The removal closes a six-month experiment that turned one of Washington's few largely nonpartisan stages into a Trump-branded venue, and marks one of the first concrete reversals of the president's effort to reshape the capital's physical landscape. The original Kennedy Center lettering remains hidden behind a tarp over the scaffolding, with no announced date for its removal.

How it came down

Matt Floca, the center's executive director and chief operating officer, told the U.S. District Court for the District of Columbia in a Saturday filing that the institution had removed "all physical signage on the Kennedy Center building and grounds, including the front portico, that purports to rename the Kennedy Center after President Trump." A reporter who peered through a gap in the tarp confirmed the letters were no longer affixed to the wall.

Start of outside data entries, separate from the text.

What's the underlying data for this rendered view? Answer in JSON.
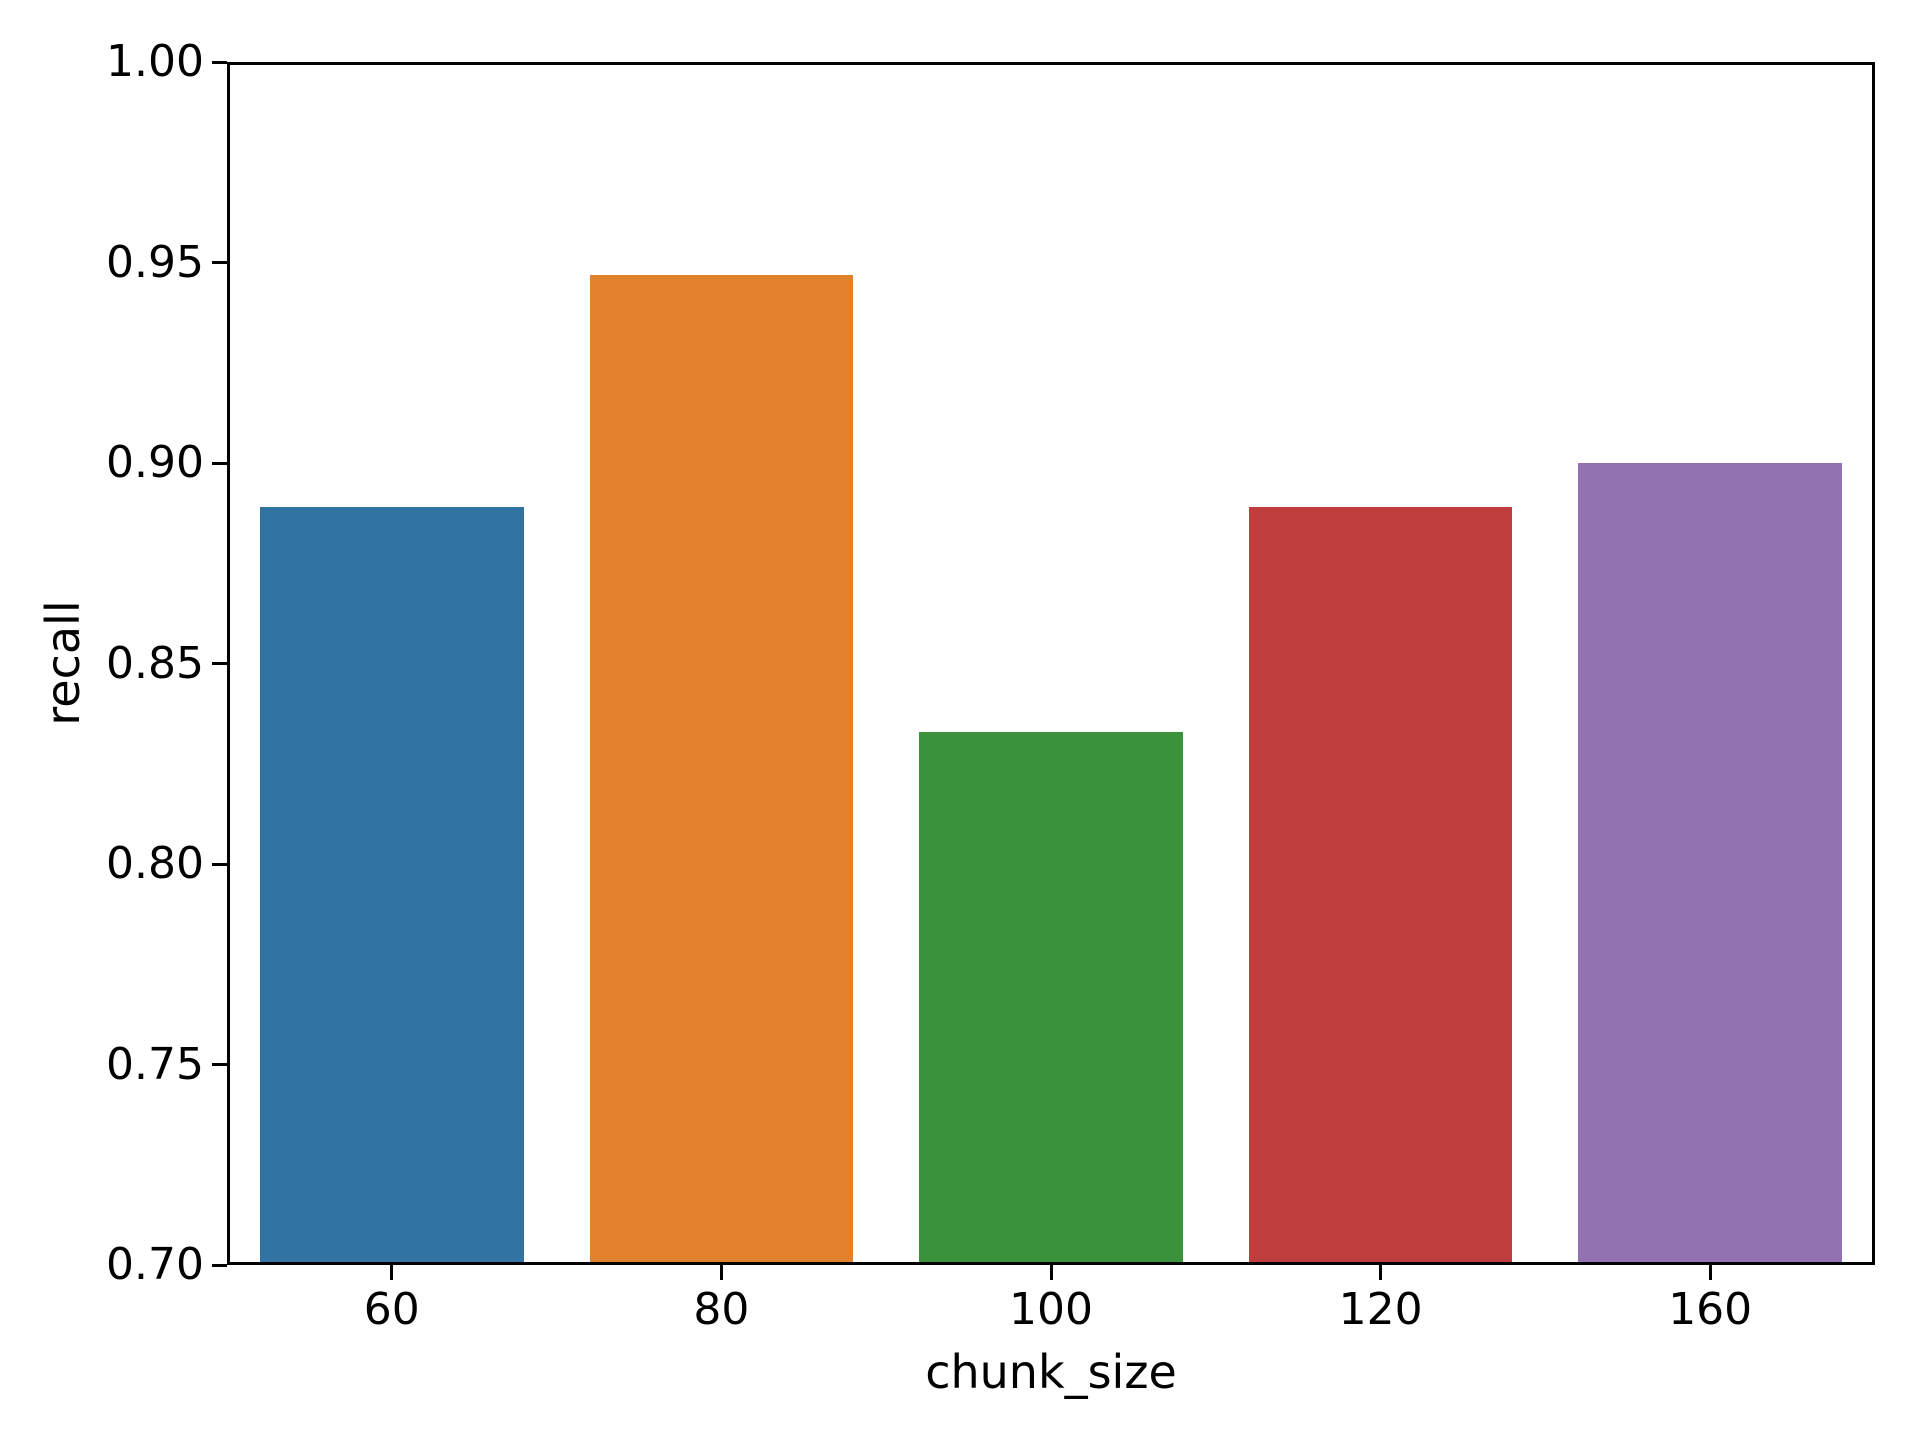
{
  "figure": {
    "background": "#ffffff",
    "axis_color": "#000000",
    "text_color": "#000000"
  },
  "chart_data": {
    "type": "bar",
    "title": "",
    "xlabel": "chunk_size",
    "ylabel": "recall",
    "categories": [
      "60",
      "80",
      "100",
      "120",
      "160"
    ],
    "values": [
      0.889,
      0.947,
      0.833,
      0.889,
      0.9
    ],
    "bar_colors": [
      "#3274a1",
      "#e1812c",
      "#3a923a",
      "#c03d3e",
      "#9372b2"
    ],
    "ylim": [
      0.7,
      1.0
    ],
    "yticks": [
      1.0,
      0.95,
      0.9,
      0.85,
      0.8,
      0.75,
      0.7
    ],
    "ytick_labels": [
      "1.00",
      "0.95",
      "0.90",
      "0.85",
      "0.80",
      "0.75",
      "0.70"
    ],
    "bar_rel_width": 0.8,
    "grid": false,
    "legend_position": "none"
  }
}
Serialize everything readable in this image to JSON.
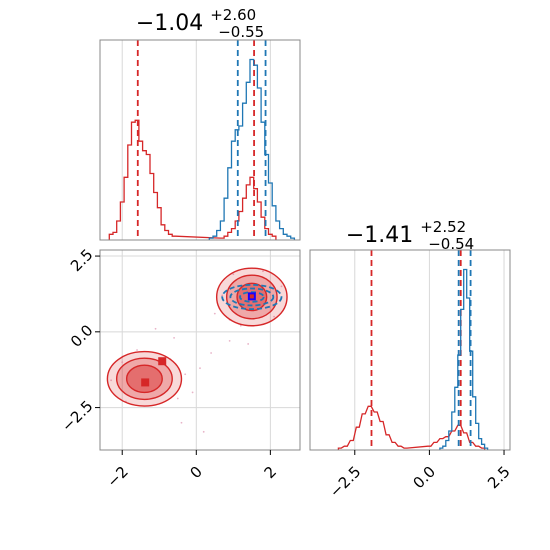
{
  "chart_data": {
    "type": "corner",
    "colors": {
      "red": "#d62728",
      "blue": "#1f77b4",
      "marker_blue": "#1a00ff",
      "grid": "#d8d8d8",
      "axis": "#888888"
    },
    "panels": [
      {
        "id": "hist-1",
        "type": "histogram",
        "title": {
          "main": "−1.04",
          "sup": "+2.60",
          "sub": "−0.55"
        },
        "xlim": [
          -2.6,
          2.8
        ],
        "xgrid": [
          -2,
          0,
          2
        ],
        "series": [
          {
            "name": "",
            "color": "#d62728",
            "bins": [
              [
                -2.3,
                0.03
              ],
              [
                -2.2,
                0.04
              ],
              [
                -2.1,
                0.1
              ],
              [
                -2.0,
                0.2
              ],
              [
                -1.9,
                0.33
              ],
              [
                -1.8,
                0.5
              ],
              [
                -1.7,
                0.62
              ],
              [
                -1.6,
                0.63
              ],
              [
                -1.5,
                0.52
              ],
              [
                -1.4,
                0.47
              ],
              [
                -1.3,
                0.45
              ],
              [
                -1.2,
                0.35
              ],
              [
                -1.1,
                0.25
              ],
              [
                -1.0,
                0.17
              ],
              [
                -0.9,
                0.08
              ],
              [
                -0.8,
                0.05
              ],
              [
                -0.7,
                0.03
              ],
              [
                -0.6,
                0.02
              ],
              [
                0.7,
                0.01
              ],
              [
                0.8,
                0.02
              ],
              [
                0.9,
                0.04
              ],
              [
                1.0,
                0.06
              ],
              [
                1.1,
                0.1
              ],
              [
                1.2,
                0.15
              ],
              [
                1.3,
                0.22
              ],
              [
                1.4,
                0.29
              ],
              [
                1.5,
                0.33
              ],
              [
                1.6,
                0.27
              ],
              [
                1.7,
                0.2
              ],
              [
                1.8,
                0.12
              ],
              [
                1.9,
                0.06
              ],
              [
                2.0,
                0.03
              ],
              [
                2.1,
                0.02
              ]
            ],
            "quantiles": [
              -1.58,
              1.56
            ]
          },
          {
            "name": "",
            "color": "#1f77b4",
            "bins": [
              [
                0.4,
                0.01
              ],
              [
                0.5,
                0.02
              ],
              [
                0.6,
                0.05
              ],
              [
                0.7,
                0.1
              ],
              [
                0.8,
                0.22
              ],
              [
                0.9,
                0.38
              ],
              [
                1.0,
                0.52
              ],
              [
                1.1,
                0.58
              ],
              [
                1.2,
                0.6
              ],
              [
                1.3,
                0.72
              ],
              [
                1.4,
                0.83
              ],
              [
                1.5,
                0.95
              ],
              [
                1.6,
                0.92
              ],
              [
                1.7,
                0.8
              ],
              [
                1.8,
                0.62
              ],
              [
                1.9,
                0.45
              ],
              [
                2.0,
                0.3
              ],
              [
                2.1,
                0.18
              ],
              [
                2.2,
                0.1
              ],
              [
                2.3,
                0.06
              ],
              [
                2.4,
                0.03
              ],
              [
                2.5,
                0.02
              ],
              [
                2.6,
                0.01
              ]
            ],
            "quantiles": [
              1.12,
              1.87
            ]
          }
        ]
      },
      {
        "id": "scatter-contour",
        "type": "2d-contour",
        "xlim": [
          -2.6,
          2.8
        ],
        "ylim": [
          -3.9,
          2.7
        ],
        "xticks": [
          -2,
          0,
          2
        ],
        "xticklabels": [
          "−2",
          "0",
          "2"
        ],
        "yticks": [
          2.5,
          0.0,
          -2.5
        ],
        "yticklabels": [
          "2.5",
          "0.0",
          "−2.5"
        ],
        "red_modes": [
          {
            "cx": 1.5,
            "cy": 1.15,
            "levels": [
              {
                "rx": 0.95,
                "ry": 0.95,
                "alpha": 0.35
              },
              {
                "rx": 0.68,
                "ry": 0.72,
                "alpha": 0.55
              },
              {
                "rx": 0.4,
                "ry": 0.45,
                "alpha": 0.9
              }
            ]
          },
          {
            "cx": -1.4,
            "cy": -1.55,
            "levels": [
              {
                "rx": 1.0,
                "ry": 0.9,
                "alpha": 0.35
              },
              {
                "rx": 0.75,
                "ry": 0.68,
                "alpha": 0.55
              },
              {
                "rx": 0.48,
                "ry": 0.45,
                "alpha": 0.9
              }
            ]
          }
        ],
        "blue_modes": [
          {
            "cx": 1.5,
            "cy": 1.15,
            "levels": [
              {
                "rx": 0.8,
                "ry": 0.4
              },
              {
                "rx": 0.58,
                "ry": 0.28
              },
              {
                "rx": 0.32,
                "ry": 0.16
              }
            ]
          }
        ],
        "markers": [
          {
            "x": 1.5,
            "y": 1.17,
            "color": "#1a00ff"
          },
          {
            "x": 1.5,
            "y": 1.17,
            "color": "#d62728",
            "size": "small"
          },
          {
            "x": -1.38,
            "y": -1.67,
            "color": "#d62728"
          },
          {
            "x": -0.92,
            "y": -0.97,
            "color": "#d62728"
          }
        ],
        "scatter_points": [
          [
            1.0,
            1.9
          ],
          [
            2.1,
            0.5
          ],
          [
            0.9,
            0.4
          ],
          [
            1.8,
            2.0
          ],
          [
            2.3,
            1.5
          ],
          [
            0.7,
            1.2
          ],
          [
            1.2,
            0.2
          ],
          [
            -2.0,
            -1.0
          ],
          [
            -0.5,
            -2.2
          ],
          [
            -0.7,
            -0.9
          ],
          [
            -1.9,
            -2.3
          ],
          [
            -0.3,
            -1.4
          ],
          [
            0.1,
            -1.2
          ],
          [
            -0.1,
            -2.0
          ],
          [
            -1.6,
            -0.6
          ],
          [
            -2.3,
            -1.6
          ],
          [
            0.4,
            -0.7
          ],
          [
            -0.6,
            -0.2
          ],
          [
            0.2,
            -3.3
          ],
          [
            0.5,
            0.6
          ],
          [
            -1.1,
            0.1
          ],
          [
            0.9,
            -0.3
          ],
          [
            1.4,
            -0.4
          ],
          [
            -0.4,
            -3.0
          ]
        ]
      },
      {
        "id": "hist-2",
        "type": "histogram",
        "title": {
          "main": "−1.41",
          "sup": "+2.52",
          "sub": "−0.54"
        },
        "xlim": [
          -4.0,
          2.7
        ],
        "xticks": [
          -2.5,
          0.0,
          2.5
        ],
        "xticklabels": [
          "−2.5",
          "0.0",
          "2.5"
        ],
        "series": [
          {
            "name": "",
            "color": "#d62728",
            "bins": [
              [
                -3.0,
                0.01
              ],
              [
                -2.8,
                0.02
              ],
              [
                -2.6,
                0.05
              ],
              [
                -2.4,
                0.12
              ],
              [
                -2.2,
                0.19
              ],
              [
                -2.0,
                0.23
              ],
              [
                -1.8,
                0.2
              ],
              [
                -1.6,
                0.15
              ],
              [
                -1.4,
                0.08
              ],
              [
                -1.2,
                0.04
              ],
              [
                -1.0,
                0.02
              ],
              [
                -0.8,
                0.01
              ],
              [
                0.0,
                0.02
              ],
              [
                0.2,
                0.04
              ],
              [
                0.4,
                0.06
              ],
              [
                0.6,
                0.07
              ],
              [
                0.8,
                0.1
              ],
              [
                1.0,
                0.13
              ],
              [
                1.2,
                0.09
              ],
              [
                1.4,
                0.04
              ],
              [
                1.6,
                0.02
              ],
              [
                1.8,
                0.01
              ]
            ],
            "quantiles": [
              -1.94,
              1.05
            ]
          },
          {
            "name": "",
            "color": "#1f77b4",
            "bins": [
              [
                0.4,
                0.01
              ],
              [
                0.5,
                0.02
              ],
              [
                0.6,
                0.05
              ],
              [
                0.7,
                0.1
              ],
              [
                0.8,
                0.2
              ],
              [
                0.9,
                0.33
              ],
              [
                1.0,
                0.5
              ],
              [
                1.1,
                0.74
              ],
              [
                1.2,
                0.95
              ],
              [
                1.3,
                0.8
              ],
              [
                1.4,
                0.52
              ],
              [
                1.5,
                0.28
              ],
              [
                1.6,
                0.14
              ],
              [
                1.7,
                0.06
              ],
              [
                1.8,
                0.03
              ],
              [
                1.9,
                0.01
              ]
            ],
            "quantiles": [
              0.98,
              1.38
            ]
          }
        ]
      }
    ]
  }
}
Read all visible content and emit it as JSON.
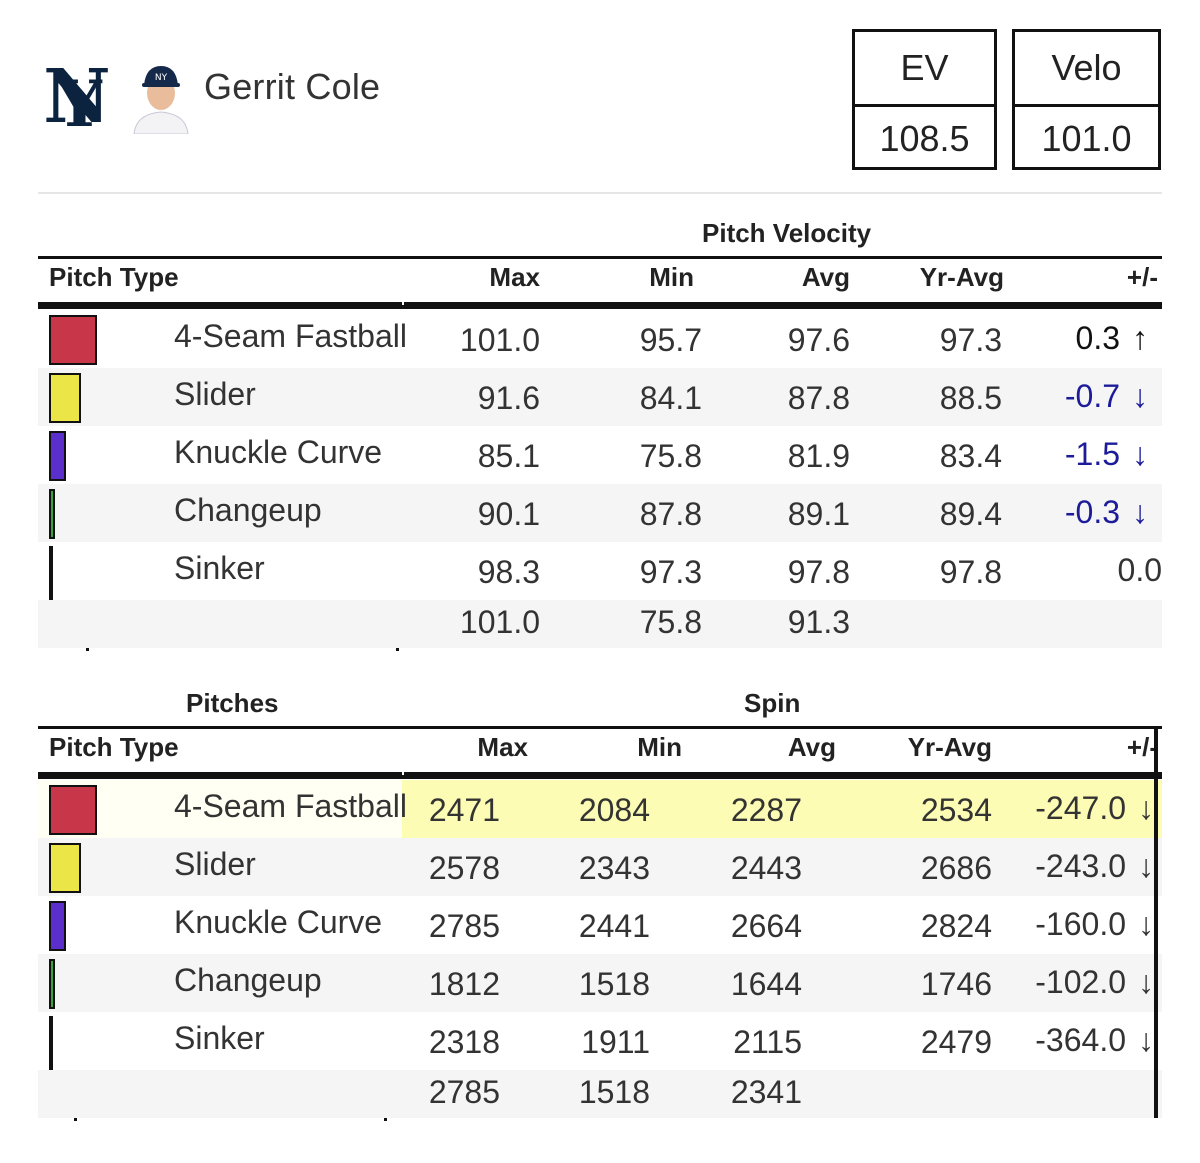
{
  "header": {
    "player_name": "Gerrit Cole",
    "team_logo_icon": "yankees-logo-icon",
    "avatar_icon": "player-headshot-icon",
    "stats": [
      {
        "label": "EV",
        "value": "108.5"
      },
      {
        "label": "Velo",
        "value": "101.0"
      }
    ]
  },
  "colors": {
    "4-Seam Fastball": "#c8364a",
    "Slider": "#ece548",
    "Knuckle Curve": "#5b2fcc",
    "Changeup": "#3aa33a",
    "Sinker": "#111111",
    "negative_delta": "#1c1c9a",
    "highlight": "#fcfcb4"
  },
  "chart_data": [
    {
      "type": "table",
      "title": "Pitch Velocity",
      "columns": [
        "Pitch Type",
        "Max",
        "Min",
        "Avg",
        "Yr-Avg",
        "+/-"
      ],
      "rows": [
        {
          "pitch": "4-Seam Fastball",
          "usage": 0.42,
          "max": "101.0",
          "min": "95.7",
          "avg": "97.6",
          "yr_avg": "97.3",
          "delta": "0.3",
          "dir": "up"
        },
        {
          "pitch": "Slider",
          "usage": 0.28,
          "max": "91.6",
          "min": "84.1",
          "avg": "87.8",
          "yr_avg": "88.5",
          "delta": "-0.7",
          "dir": "down"
        },
        {
          "pitch": "Knuckle Curve",
          "usage": 0.15,
          "max": "85.1",
          "min": "75.8",
          "avg": "81.9",
          "yr_avg": "83.4",
          "delta": "-1.5",
          "dir": "down"
        },
        {
          "pitch": "Changeup",
          "usage": 0.05,
          "max": "90.1",
          "min": "87.8",
          "avg": "89.1",
          "yr_avg": "89.4",
          "delta": "-0.3",
          "dir": "down"
        },
        {
          "pitch": "Sinker",
          "usage": 0.01,
          "max": "98.3",
          "min": "97.3",
          "avg": "97.8",
          "yr_avg": "97.8",
          "delta": "0.0",
          "dir": "none"
        }
      ],
      "totals": {
        "max": "101.0",
        "min": "75.8",
        "avg": "91.3"
      }
    },
    {
      "type": "table",
      "title": "Spin",
      "group_label": "Pitches",
      "columns": [
        "Pitch Type",
        "Max",
        "Min",
        "Avg",
        "Yr-Avg",
        "+/-"
      ],
      "rows": [
        {
          "pitch": "4-Seam Fastball",
          "usage": 0.42,
          "max": "2471",
          "min": "2084",
          "avg": "2287",
          "yr_avg": "2534",
          "delta": "-247.0",
          "dir": "down",
          "highlight": true
        },
        {
          "pitch": "Slider",
          "usage": 0.28,
          "max": "2578",
          "min": "2343",
          "avg": "2443",
          "yr_avg": "2686",
          "delta": "-243.0",
          "dir": "down"
        },
        {
          "pitch": "Knuckle Curve",
          "usage": 0.15,
          "max": "2785",
          "min": "2441",
          "avg": "2664",
          "yr_avg": "2824",
          "delta": "-160.0",
          "dir": "down"
        },
        {
          "pitch": "Changeup",
          "usage": 0.05,
          "max": "1812",
          "min": "1518",
          "avg": "1644",
          "yr_avg": "1746",
          "delta": "-102.0",
          "dir": "down"
        },
        {
          "pitch": "Sinker",
          "usage": 0.01,
          "max": "2318",
          "min": "1911",
          "avg": "2115",
          "yr_avg": "2479",
          "delta": "-364.0",
          "dir": "down"
        }
      ],
      "totals": {
        "max": "2785",
        "min": "1518",
        "avg": "2341"
      }
    }
  ]
}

U.S. District Judge Christopher Cooper, an Obama appointee, ruled in May that only Congress has the authority to rename the Kennedy Center and ordered the signage down by June 12. The same ruling blocked a planned two-year closure for renovations set to begin in July. The board's appeal to the D.C. Circuit was denied Friday after the court found the center had not shown it was likely to prevail on the merits.

The plaintiff

Rep. Joyce Beatty, D-Ohio, an ex officio member of the board, was the named plaintiff. She sued in December after Trump's hand-picked trustees voted to rebrand the venue as the "Donald J. Trump and John F. Kennedy Memorial Center for the Performing Arts," arguing the change required congressional approval. Beatty appeared in the plaza Friday and Saturday and posted a video from one of the center's great halls.

"Today's victory is the beginning of returning the Kennedy Center to the American people," Beatty said. "The rule of law prevailed, and that is worth celebrating."

The counter-argument

The Justice Department, in an emergency appeal, argued the timing was wasteful and that donor money was at stake. "It does not make sense to alter the Center's name and signage now, only to potentially revert the name again," government attorneys wrote, telling the court that "without the name, 'Trump' on the Building, our fundraising will not only come to a halt." The board's filing, in language that mirrored the president's own speech patterns, warned that Judge Cooper's parallel order against the two-year closure was leaving the building exposed to "life threatening structural damage like beams and parking garage ceilings that are rusted, and in serious danger of falling onto people below." "Indeed, total collapse!" the filing added. Cooper and the D.C. Circuit found those arguments insufficient to stay the order; the underlying appeal on the renaming itself is still pending.

Trump, who has called Judge Cooper part of the "Radical Left" and said the court would "rather see it DIE" than let him remake the venue, has suggested he will hand the Kennedy Center to Congress or shutter it on public-safety grounds. The center's calendar is sparse beyond a June 28 Mark Twain Award ceremony for Bill Maher.